FIORENTINA-ROMA, IL FACCIA A FACCIA – Gennaio, aria di calciomercato, quello di riparazione, delle sorprese in extremis e dell’eventuale – nonché sperato – sprint finale per le proprie ambizioni. È il caso della Roma, forse stanca, di certo non al top della condizione, reduce da vittorie risicate, primi tempi non giocati, pareggi stretti e prestazioni ambigue. È il caso della Fiorentina, sempre sull’orlo dell’exploit ma mai esplosa, complice la strage di infortuni che ha ormai caratterizzato la rosa dell’aeroplanino Montella. Et voilà, il gioco è fatto: Mario Gomez e Mattia Destro, capri espiatori o vittime sacrificali del grande tavolo delle trattative, in gioco come fossero dadi utili a decretare il grande colpo.
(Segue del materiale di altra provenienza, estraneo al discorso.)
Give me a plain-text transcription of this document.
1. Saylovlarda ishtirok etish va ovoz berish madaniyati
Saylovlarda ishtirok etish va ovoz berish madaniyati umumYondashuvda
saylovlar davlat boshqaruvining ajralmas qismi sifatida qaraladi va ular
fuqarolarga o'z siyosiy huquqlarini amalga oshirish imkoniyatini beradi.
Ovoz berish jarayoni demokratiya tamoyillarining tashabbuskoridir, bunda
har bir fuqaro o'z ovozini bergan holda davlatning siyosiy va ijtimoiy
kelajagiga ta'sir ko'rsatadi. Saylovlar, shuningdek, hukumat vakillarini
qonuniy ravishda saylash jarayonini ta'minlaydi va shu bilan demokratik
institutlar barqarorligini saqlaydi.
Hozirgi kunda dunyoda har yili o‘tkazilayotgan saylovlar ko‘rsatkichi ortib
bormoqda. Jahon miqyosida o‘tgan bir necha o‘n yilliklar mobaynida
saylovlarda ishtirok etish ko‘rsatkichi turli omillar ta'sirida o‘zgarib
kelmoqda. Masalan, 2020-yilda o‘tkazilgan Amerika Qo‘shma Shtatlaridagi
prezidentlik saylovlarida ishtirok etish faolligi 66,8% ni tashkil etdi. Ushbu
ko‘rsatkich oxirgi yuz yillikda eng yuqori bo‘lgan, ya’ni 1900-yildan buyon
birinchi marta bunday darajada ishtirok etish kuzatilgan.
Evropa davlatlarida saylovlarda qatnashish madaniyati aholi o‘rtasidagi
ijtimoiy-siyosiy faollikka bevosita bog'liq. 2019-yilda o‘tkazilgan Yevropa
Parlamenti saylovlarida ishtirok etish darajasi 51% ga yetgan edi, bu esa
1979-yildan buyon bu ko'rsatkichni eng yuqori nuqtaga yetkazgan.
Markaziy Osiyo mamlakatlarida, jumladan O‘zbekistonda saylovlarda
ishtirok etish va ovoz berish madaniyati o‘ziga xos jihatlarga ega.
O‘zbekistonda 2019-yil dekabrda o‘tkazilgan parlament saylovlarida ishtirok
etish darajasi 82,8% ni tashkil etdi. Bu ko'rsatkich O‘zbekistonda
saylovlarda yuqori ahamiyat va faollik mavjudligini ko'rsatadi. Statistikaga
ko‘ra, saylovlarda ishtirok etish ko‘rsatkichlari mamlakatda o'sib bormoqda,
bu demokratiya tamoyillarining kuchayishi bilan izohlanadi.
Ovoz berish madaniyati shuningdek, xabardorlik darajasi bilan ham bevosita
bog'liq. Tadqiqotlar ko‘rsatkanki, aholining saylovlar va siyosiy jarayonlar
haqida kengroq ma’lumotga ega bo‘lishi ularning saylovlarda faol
L’EROE DI MONACO, OGGI IN CERCA DI RISCATTO A FIRENZE – 75 gol in 115 presenze con il Bayern Monaco. Così Mario, dopo aver vinto la Champions League 2012/13 (anche se non da protagonista assoluto) si presenta alla corte dei Della Valle. Il curriculum – di tutto rispetto – non viene da subito confermato: due gravi infortuni ne condizionano il rendimento stagionale (15 presenze, 4 reti), spingendolo a dover puntare tutto sulla sua seconda vita in viola. L’inizio non è dei migliori: come l’anno precedente è costretto a fermarsi già da settembre, tornando in campo però giù due mesi dopo, trovando anche una doppietta contro l’Atalanta in Coppa Italia. Se alcune voci lo vorrebbero lontano dai progetti di Montella, l’ambiente tende a smentire. Di certo, contro la Roma dovrà far sentire tutto il suo peso. Da trascinatore internazionale qual è, o qual è stato.
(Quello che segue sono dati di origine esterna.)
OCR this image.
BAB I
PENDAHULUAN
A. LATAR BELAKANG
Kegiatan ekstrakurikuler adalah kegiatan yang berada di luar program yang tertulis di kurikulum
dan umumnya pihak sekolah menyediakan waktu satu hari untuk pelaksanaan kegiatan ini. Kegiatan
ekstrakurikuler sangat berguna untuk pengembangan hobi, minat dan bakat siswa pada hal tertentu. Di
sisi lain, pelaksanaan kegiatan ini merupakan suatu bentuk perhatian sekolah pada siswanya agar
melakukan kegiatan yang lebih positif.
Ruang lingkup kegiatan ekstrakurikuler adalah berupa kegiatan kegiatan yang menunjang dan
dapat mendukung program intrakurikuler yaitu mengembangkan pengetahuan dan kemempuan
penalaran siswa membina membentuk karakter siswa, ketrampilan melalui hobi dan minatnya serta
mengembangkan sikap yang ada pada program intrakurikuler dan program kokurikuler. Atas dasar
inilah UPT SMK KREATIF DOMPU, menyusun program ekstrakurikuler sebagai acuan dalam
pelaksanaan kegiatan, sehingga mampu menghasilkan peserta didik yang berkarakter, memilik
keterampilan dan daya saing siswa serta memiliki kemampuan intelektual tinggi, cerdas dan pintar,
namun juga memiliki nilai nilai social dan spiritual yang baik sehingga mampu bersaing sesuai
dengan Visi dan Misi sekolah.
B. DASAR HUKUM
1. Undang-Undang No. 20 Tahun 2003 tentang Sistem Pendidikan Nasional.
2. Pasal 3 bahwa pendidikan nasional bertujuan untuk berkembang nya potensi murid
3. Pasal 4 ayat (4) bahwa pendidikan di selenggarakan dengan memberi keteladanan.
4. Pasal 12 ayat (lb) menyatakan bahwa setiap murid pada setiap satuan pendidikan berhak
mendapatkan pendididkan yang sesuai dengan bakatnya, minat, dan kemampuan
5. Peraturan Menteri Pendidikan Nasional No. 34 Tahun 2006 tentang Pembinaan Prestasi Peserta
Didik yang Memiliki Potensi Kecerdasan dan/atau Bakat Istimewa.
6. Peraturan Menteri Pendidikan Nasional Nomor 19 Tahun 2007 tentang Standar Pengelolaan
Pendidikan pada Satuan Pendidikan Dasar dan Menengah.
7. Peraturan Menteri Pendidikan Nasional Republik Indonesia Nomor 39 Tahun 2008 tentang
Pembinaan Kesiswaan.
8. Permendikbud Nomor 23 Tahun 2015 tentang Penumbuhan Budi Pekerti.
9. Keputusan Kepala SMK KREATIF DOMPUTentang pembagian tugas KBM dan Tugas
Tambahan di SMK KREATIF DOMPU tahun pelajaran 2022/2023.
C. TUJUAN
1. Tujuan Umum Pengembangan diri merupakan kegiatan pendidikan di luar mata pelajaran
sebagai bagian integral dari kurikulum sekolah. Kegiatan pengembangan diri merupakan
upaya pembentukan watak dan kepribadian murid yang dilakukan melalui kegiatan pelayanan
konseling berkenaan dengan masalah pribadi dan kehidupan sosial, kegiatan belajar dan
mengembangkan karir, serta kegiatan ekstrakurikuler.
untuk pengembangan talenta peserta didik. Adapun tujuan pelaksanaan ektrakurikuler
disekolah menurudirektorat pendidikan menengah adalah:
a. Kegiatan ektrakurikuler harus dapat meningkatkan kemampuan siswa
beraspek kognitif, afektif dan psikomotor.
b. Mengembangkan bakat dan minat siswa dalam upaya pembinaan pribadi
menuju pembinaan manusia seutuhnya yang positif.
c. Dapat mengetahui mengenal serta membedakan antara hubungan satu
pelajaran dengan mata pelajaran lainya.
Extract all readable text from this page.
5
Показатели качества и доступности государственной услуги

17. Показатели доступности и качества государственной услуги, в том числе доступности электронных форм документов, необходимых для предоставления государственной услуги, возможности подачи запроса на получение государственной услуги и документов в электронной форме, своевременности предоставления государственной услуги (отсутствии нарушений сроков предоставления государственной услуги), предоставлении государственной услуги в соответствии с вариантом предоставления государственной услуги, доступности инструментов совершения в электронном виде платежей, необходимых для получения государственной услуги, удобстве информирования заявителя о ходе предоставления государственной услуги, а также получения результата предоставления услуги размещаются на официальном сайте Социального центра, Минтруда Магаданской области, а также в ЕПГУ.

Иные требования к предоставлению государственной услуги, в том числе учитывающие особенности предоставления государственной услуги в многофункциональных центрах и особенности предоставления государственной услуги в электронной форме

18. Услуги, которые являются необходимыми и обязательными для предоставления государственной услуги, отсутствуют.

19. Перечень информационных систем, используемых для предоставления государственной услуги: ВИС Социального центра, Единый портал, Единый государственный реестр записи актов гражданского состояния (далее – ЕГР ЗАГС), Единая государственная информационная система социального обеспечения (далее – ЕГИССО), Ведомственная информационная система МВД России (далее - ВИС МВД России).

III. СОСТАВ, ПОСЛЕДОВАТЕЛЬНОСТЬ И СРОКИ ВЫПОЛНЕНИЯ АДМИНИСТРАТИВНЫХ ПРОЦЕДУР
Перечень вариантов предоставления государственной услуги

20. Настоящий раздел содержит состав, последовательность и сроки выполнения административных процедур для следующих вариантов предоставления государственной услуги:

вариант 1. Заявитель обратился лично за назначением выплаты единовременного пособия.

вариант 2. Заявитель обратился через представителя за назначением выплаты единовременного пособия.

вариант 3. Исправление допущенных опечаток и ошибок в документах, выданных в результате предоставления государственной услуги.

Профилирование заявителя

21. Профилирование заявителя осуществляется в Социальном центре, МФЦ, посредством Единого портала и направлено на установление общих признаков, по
L’AMARO DESTINO DI MATTIA, TRA GOL E POLEMICHE – Con il gol al Palermo (quello del definitivo 1-1), il destino di Mattia e del gol si sono ritrovati, ancora una volta, nel segno della Roma e delle polemiche. Perché all’ex attaccante del Siena, da tre anni ormai, non basta segnare per convincere. Tra i peggiori in campo contro l’Empoli figura lui, forse demotivato, sicuramente superficiale in un paio di occasioni. Roma non lo ama, Garcia gli preferisce Totti nei big match e lui – sbruffando di tanto in tanto – se chiamato in causa risponde segnando. Se questo è il compito di un bomber, al numero 22 non si può rinfacciare davvero nulla. Eppure per lui, Firenze è l’ennesimo stadio di un esame senza fine. Da vincere per mille motivi.